Among the innovations pitched included glasses to provide light therapy for insomniacs (OcuRhythm), a technology that connects sensors and sprinkler systems at much lower power to provide more precise watering for industrial agriculture operations (WavIoT), and a “surveillance system for your surveillance system” (Behaviorics.)

This year’s showcase featured a drug company for what I believe is the first time. Metabocentric Biotherapeutics is developing a therapy to block cancer cells’ ability to produce the glucose that helps them grow in metastatic brain cancer. The founders are University of Houston biochemistry professors and they have licensed university patents.

And, of course, this being a student accelerator, one startup pitched what the founder said is a better way to find a bar—not by location or price, but by atmosphere (Atmo.)
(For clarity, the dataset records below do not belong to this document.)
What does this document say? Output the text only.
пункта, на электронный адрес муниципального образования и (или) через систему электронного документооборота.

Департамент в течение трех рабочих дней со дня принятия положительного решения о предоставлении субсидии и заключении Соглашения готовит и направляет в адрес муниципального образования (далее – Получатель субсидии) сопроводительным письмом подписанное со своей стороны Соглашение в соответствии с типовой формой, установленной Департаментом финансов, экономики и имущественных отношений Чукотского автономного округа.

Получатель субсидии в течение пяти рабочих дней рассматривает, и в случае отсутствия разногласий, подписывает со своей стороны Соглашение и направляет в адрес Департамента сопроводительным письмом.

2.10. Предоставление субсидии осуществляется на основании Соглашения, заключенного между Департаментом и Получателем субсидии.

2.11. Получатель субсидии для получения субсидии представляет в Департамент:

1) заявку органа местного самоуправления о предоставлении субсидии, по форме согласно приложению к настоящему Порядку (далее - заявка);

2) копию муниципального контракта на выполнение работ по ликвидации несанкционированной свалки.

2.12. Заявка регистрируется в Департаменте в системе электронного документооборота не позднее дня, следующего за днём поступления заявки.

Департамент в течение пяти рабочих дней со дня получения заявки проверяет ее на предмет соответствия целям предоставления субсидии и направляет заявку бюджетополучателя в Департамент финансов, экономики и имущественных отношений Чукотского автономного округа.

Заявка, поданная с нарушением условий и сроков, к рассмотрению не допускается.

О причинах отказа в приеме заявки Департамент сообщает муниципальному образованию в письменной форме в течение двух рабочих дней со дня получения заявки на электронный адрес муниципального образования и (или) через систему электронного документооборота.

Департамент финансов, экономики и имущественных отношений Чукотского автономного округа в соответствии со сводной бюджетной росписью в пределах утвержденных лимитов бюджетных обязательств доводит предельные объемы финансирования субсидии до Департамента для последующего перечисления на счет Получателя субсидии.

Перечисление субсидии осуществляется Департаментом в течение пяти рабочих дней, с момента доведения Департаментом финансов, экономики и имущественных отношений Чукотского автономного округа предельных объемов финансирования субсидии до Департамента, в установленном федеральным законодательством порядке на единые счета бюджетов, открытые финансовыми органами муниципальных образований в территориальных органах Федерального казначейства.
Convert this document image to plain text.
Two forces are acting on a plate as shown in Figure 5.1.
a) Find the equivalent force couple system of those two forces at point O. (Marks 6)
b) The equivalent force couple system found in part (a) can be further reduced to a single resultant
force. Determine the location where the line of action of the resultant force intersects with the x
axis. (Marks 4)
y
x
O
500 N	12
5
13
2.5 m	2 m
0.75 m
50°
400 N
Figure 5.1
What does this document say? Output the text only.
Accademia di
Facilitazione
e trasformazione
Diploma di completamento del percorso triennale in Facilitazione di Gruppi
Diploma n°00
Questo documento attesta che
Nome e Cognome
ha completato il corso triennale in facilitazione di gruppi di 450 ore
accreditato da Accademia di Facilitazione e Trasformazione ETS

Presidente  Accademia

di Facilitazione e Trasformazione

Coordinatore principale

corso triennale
Here are the rest of the startups:

Muuve: An online community of runners that matches people according to running habits—post-run meal, time goals—and personality criteria.

BlueCura: Web-based lab management software.

Examtron: Cloud-based software for exam publishers that allows them to monitor usage of test banks and determine if users are cheating.

LeaseAlly: A website that offers landowners market information on mineral rights value in land before leasing to oil and gas companies.

Fitr: A grocery delivery company that specializes in people with restrictive diets, such as vegan.

Compa: A website to more efficiently recruit participants for research studies.

Grind: A portable and collapsible basketball shooting machine that automatically returns balls while a player shoots.

Induo: Offers small, job-specific online courses for sales professionals.

Ceraffect: Developing a headpiece that provides non-pharmaceutical symptom relief from migraines.

Topl: A mobile payment platform that offers loyalty rewards for shoppers and a lower cost for merchants.